Yaşamaya dair bir umut çizgisi bile yokken tüm acılarımı alıp bankın köşesine
oturuyorum. Hava soğuk. Bank ıslak. Bu umurumda bile değil. Sislerle kaplı
gökyüzüne bakarken kendimi bir hastane bahçesinde buluyorum. Bulutların
kapladığı Ay kızgın. Sirenler tüm rüzgarı biçiyor. Kulaklarımda bir acı
hissediyorum. Başım dönüyor. Rüzgar içimin derinliklerinden geçip kalbimdeki o müthiş boşluğu dolduruyor. Üşümüş ve tüm gücünü kaybetmiş bir çocuk oturuyor
yanıma. Yalnızlığıma eşlik edercesine yüzüme acı acı gülümsüyor. Elinde bir
oyuncak, başlıyor onunla konuşmaya. İsteksizce gülümsüyorum. Ambulans ışığı
yerdeki su birikintisinde danslar ediyor. Tüm acılarını toplayıp gelenlerin
koşuşturmasını izliyorum. Sabah olsa da maviyi görsem diyorum. Ama neden? Mavi
bu kadar yorarken beni neden ben hala maviyi görmek isteyeyim? Sinirlerim alt
üst oluyor. Bozuk bir sinir sistemiyle nereye kadar devam edebilirim
bilmiyorum. Yanımdaki küçük çocukla göz göze geliyoruz. Gözyaşlarımı fark etmiş
olacak ki, beni teselli edercesine küçücük kafasını omzuma yaslıyor. İlk kez
ağlamaktan utanmıyorum. Peş peşe çalan sirenler, acılarıyla yüzleşmiş
insanların feryadları, gökyüzü, hastane ışıkları ve ıslak bank.. Bunların hepsi yıllardır içime akıttığım gözyaşlarıma
şahit oluyorlar.
İlk kez belki de
son. Ağlamayı; zayıflık gibi gördüğüm için utanmıyorum.
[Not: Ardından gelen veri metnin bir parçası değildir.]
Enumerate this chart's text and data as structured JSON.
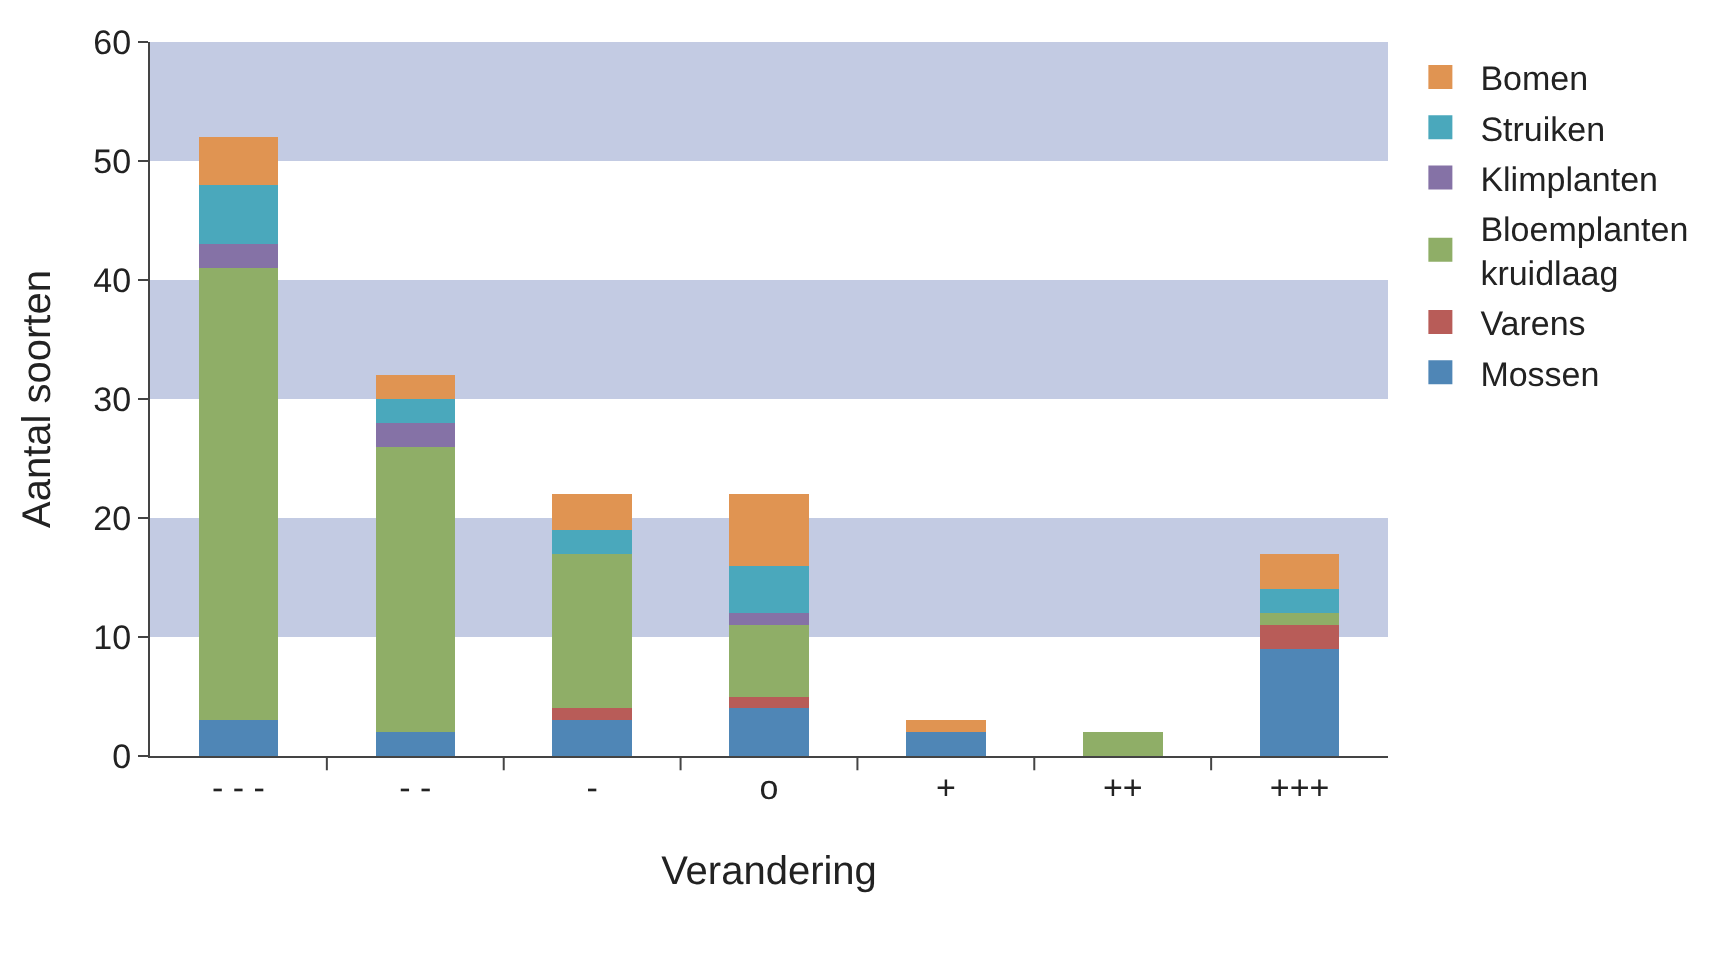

Ben ağlarken tüm
insanların bana bakmasından da utanmıyorum... Sadece ağlarken içimdeki
maviliğin kurumasından ve insanların buna şahit olmasından korkuyorum. İçimdeki
yorucu mavinin tamamen yok olup beni terketmesinden korkuyorum.